A Hindu and a Buddhist once told me that, from their viewpoint, their two religions are very similar, but Christianity, Judaism and Islam were all essentially alike to them.
[User Picture]
Date:August 30th, 2004 02:24 pm (UTC)
I think it's particularly fascinating the way the Japanese will take aspects of other religions and adapt them to their own use. For example, most Japanese people would be considered Buddhist and/or Shinto, yet angel imagery is *everywhere*. <imagines Andrew meeting up with a Japanese shinigami> Not to mention the adaptation of holidays like Christmas and St. Valentine's Day and, more recently, Halloween. (I suppose it leads to less guilt...in Japan, Christmas really is nothing more than a commercial holiday, so there's no need to feel guilty about forgetting the "true meaning" of the season.)

I was just reading a story in which the characters discuss that the original reason women wanted to be June Brides was because Juno was the patron goddess of marriage. The characters comment that Japanese women borrowed the custom...yet in Japan, June is smack dab in the middle of the rainy season.

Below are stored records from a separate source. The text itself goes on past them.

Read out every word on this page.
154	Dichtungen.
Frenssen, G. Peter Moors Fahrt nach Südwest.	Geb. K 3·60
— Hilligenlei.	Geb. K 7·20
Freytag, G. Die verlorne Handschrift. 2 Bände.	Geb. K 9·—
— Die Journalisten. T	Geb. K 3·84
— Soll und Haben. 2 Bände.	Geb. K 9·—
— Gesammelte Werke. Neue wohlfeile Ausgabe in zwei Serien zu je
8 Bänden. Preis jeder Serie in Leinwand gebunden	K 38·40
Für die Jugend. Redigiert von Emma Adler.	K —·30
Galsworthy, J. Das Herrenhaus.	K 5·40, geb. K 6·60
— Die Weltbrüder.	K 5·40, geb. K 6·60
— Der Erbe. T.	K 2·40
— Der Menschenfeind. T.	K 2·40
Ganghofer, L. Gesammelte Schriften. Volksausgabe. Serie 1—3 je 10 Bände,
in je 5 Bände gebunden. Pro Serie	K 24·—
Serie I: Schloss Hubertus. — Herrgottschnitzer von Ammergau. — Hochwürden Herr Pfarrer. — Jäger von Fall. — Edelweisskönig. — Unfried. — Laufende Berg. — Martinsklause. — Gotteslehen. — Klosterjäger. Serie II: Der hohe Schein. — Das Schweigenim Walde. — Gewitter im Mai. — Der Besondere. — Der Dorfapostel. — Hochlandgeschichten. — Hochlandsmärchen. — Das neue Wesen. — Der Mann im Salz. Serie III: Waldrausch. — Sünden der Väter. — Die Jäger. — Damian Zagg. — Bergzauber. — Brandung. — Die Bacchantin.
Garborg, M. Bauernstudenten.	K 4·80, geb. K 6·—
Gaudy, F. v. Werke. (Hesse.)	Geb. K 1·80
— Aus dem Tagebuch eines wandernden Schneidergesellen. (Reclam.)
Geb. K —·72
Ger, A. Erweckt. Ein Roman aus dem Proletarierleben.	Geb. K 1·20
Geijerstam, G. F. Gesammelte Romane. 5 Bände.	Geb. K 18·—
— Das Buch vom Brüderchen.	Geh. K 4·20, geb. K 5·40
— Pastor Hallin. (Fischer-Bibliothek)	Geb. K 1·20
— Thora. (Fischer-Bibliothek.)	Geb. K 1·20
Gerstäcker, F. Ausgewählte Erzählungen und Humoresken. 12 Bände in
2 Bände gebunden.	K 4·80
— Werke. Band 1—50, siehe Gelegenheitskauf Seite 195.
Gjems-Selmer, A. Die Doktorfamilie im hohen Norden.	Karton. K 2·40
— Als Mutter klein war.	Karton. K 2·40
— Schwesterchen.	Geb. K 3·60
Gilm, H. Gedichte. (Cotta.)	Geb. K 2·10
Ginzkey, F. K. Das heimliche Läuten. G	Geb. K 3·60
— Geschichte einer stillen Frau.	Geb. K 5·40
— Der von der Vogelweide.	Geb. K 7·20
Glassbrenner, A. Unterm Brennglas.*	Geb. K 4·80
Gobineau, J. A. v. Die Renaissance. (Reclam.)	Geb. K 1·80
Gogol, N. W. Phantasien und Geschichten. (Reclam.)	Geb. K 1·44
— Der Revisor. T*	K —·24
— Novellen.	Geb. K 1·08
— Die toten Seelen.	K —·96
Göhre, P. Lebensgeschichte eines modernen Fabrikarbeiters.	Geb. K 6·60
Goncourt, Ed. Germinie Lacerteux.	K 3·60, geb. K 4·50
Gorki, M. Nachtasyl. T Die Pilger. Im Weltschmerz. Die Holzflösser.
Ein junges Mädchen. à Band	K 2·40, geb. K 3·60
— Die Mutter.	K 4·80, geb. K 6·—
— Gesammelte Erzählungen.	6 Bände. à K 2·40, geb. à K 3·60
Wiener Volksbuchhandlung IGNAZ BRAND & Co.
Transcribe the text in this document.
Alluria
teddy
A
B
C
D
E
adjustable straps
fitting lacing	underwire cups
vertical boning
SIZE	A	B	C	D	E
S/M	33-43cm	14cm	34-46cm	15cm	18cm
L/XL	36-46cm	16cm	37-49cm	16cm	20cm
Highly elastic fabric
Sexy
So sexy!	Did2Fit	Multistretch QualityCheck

Whoops.
[User Picture]
Date:August 30th, 2004 09:30 pm (UTC)

Beware the goya

Just make sure you don't accept any goya from the superintendent. I've confirmed for myself this weekend that they're absolutely disgusting. (Or else I cooked it wrong. Not really sure.)
[User Picture]
Date:August 30th, 2004 11:19 pm (UTC)

Re: Beware the goya

He gave me potatoes, onions, tomatoes, and satsumaimo. But I will be sure to avoid goya if I ever encounter it.